Упоминание об этой рукописи Гумилева встречается в мемуарах П. Н. Лукницкого. В записи от 19 ноября 1925 года говорится: «АА [Анна Ахматова] и Пунин сели на диван. Я стал разбирать автографы Николая Степановича и дал АА автограф „Духовный странник“, разобранный мной сегодня. АА не соглашалась с моим чтением одной и строчек („Какие спели во слезах“), сказав, что правильно: „Какие сеяли в слезах…“ Одно слово так и осталось неразобранным. Пунин долго вертел в руках листок, но и он не разобрал этого слова» [Лукницкий, 1991, www]. Насколько понятно из этой дневниковой записи, «Духовный странник», разбираемый спустя несколько лет после смерти Гумилева, воспринимался как оригинальное стихотворение (иначе было бы логично сверять его с оригиналом Блейка, где в соответствующей строке сказано: «Which we in bitter tears did sow»). Возможно, Ахматова распознала как аллюзию тот стих Библии, который перефразирует здесь Блейк: «Сеявшие со слезами будут пожинать с радостью» (Пс. 125:5).

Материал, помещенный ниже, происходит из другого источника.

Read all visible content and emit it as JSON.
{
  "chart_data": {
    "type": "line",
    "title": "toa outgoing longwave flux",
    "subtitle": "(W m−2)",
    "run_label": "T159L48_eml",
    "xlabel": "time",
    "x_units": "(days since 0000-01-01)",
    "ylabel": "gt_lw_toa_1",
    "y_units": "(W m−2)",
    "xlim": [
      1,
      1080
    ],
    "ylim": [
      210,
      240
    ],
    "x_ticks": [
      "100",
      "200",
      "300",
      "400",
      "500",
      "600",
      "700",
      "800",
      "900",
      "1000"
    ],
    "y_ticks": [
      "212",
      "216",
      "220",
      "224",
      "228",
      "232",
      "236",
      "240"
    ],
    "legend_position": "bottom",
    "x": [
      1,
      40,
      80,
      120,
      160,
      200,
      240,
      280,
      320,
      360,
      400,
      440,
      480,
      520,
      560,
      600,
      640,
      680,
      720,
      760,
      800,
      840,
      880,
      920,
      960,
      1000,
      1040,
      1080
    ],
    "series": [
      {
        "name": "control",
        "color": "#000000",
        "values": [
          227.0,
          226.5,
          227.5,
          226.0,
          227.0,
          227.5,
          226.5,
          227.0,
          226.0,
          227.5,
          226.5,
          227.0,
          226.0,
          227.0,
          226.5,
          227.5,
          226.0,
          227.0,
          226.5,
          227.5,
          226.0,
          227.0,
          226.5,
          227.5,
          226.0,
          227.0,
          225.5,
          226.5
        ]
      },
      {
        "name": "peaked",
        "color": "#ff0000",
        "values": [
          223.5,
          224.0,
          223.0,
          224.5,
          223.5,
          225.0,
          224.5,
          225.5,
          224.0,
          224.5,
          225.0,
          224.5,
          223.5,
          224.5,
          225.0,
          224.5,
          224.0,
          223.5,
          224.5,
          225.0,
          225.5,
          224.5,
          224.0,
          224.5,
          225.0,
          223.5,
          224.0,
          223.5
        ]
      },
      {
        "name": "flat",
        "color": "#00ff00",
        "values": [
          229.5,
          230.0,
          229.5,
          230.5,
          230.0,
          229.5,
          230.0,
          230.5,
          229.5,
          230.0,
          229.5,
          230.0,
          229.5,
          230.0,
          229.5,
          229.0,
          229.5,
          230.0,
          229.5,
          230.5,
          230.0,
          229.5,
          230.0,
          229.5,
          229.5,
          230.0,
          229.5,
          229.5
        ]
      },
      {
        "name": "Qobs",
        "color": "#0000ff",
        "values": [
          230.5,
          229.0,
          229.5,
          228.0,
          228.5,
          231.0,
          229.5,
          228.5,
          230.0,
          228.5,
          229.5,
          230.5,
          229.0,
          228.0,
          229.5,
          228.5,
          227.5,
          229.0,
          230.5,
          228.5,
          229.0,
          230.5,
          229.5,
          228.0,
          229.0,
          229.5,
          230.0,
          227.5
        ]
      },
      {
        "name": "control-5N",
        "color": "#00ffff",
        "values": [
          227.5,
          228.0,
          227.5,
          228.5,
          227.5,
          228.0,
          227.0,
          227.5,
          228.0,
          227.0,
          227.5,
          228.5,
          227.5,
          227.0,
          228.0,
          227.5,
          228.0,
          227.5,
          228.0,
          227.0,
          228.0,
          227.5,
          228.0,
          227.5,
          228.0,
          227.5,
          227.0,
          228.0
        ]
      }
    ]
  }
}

Впоследствии рукопись попала к М. С. Лесману. В описании его букинистического собрания есть и перечень рукописей, где, в частности, значится среди рукописей Гумилева: «„Духовный странник“ („Я странствовал среди мужчин…“). Б. д. Беловой автограф. 1 л.)» [Лесман, 1989, 296]. Таким образом, уже к Лесману попал только один листок данного перевода.
Оригинал У. Блейка[90]90
Стихотворение приведено по [Blake / Yeats, 1905, 125]. С большой вероятностью Гумилев, лично знакомый с Йейтсом, мог работать именно с этим изданием. В этом издании Йейтса впервые (после издания Гилкриста/Россетти и Йейтса/Эллиса) строфы стихотворения не пронумерованы. Также в данном издании редактор убирает выделение прописными буквами, что мы наблюдаем и в переводе. Однако в издании Йейтса 1905 года по сравнению с рукописным оригиналом Блейка несколько «выправлены» орфография и пунктуация. Также в издании 1905 года первые семь четверостиший стихотворения занимают как раз одну страницу.
[Закрыть]
The Mental Traveller
I travelled through a land of men
A land of men and women too;
And heard and saw such dreadful things
As cold earth wanderers never knew.
For there the babe is born in joy
That was begotten in dire woe;
Just as we reap in joy the fruit
Which we in bitter tears did sow.
And, if the babe is born a boy,
He's given to a woman old,
Who nails him down upon a rock,
Catches his shrieks in cups of gold.
She binds iron thorns around his head,
She pierces both his hands and feet,
She cuts his heart out at his side,
To make it feel both cold and heat.
Her fingers number every nerve,
Just as a miser counts his gold;
She lives upon his shrieks and cries,
And she grows young as he grows old.
Till he becomes a bleeding youth
And she becomes a virgin bright,
Then he rends up his manacles,
And binds her down for his delight.
He plants himself in all her nerves
Just as a husbandman his mould,
And she becomes his dwelling-place
And garden fruitful seventy-fold.
…
Перевод Н. Гумилева
Духовный странник
Я странствовал среди мужчин,
Среди мужчин и женщин, да,
И видел ужас, о каком
Никто не слышал никогда.
Дитя там в счастье рождено,
Зачатое в чумных (?)скорбях,
Так мы с восторгом рвем плоды,
Какие сеяли в слезах.
И если мальчик то дитя,
Оно старухе отдано,
Та пригвоздит его к скале
И выпьет стоны, как вино.
Скует ему стальной венец,
Ладони и ступни пронзит,
И сердце, вырвав из груди (?),
Согреет и охолодит.
И сосчитает каждый нерв,
Как скряга [нрзбр.]
И молодеет с каждым днем,
Тогда как стареется он.
Но вот он юношею стал,
И стала девушкой она,
Теперь надел он кандалы,
И ей душа его верна.
В нее он бросит все мечты,
Как пахарь семя в чернозем,
Она ему цветущий сад,
Она ему родимый дом.
Данный перевод не упомянут в диссертациях, посвященных Гумилеву, по смежным темам [Устиновская, 2016; Шабанова, 2008; Дерина, 2009], и не отражен в научной прессе, а также в монографиях. Таким образом, можно с уверенностью говорить о том, что в научный оборот должен быть введен такой значительный факт рецепции Блейка в русской культуре начала XX века, как перевод Гумилевым первых семи четверостиший поэмы Блейка (возможно, что дальнейшие страницы данного перевода просто не сохранились – либо же еще могут быть найдены). У оригинала «Духовного странника» и его перевода схожая судьба: поэма Блейка также десятки лет оставалась в рукописи (в так называемом «Манускрипте Пикеринга»). Написанная в 1803 году, она была впервые опубликована 60 лет спустя, приложением к биографии Блейка авторства Александера Гилкриста [Gilchrist, 1863, v. 2, p. 98–102].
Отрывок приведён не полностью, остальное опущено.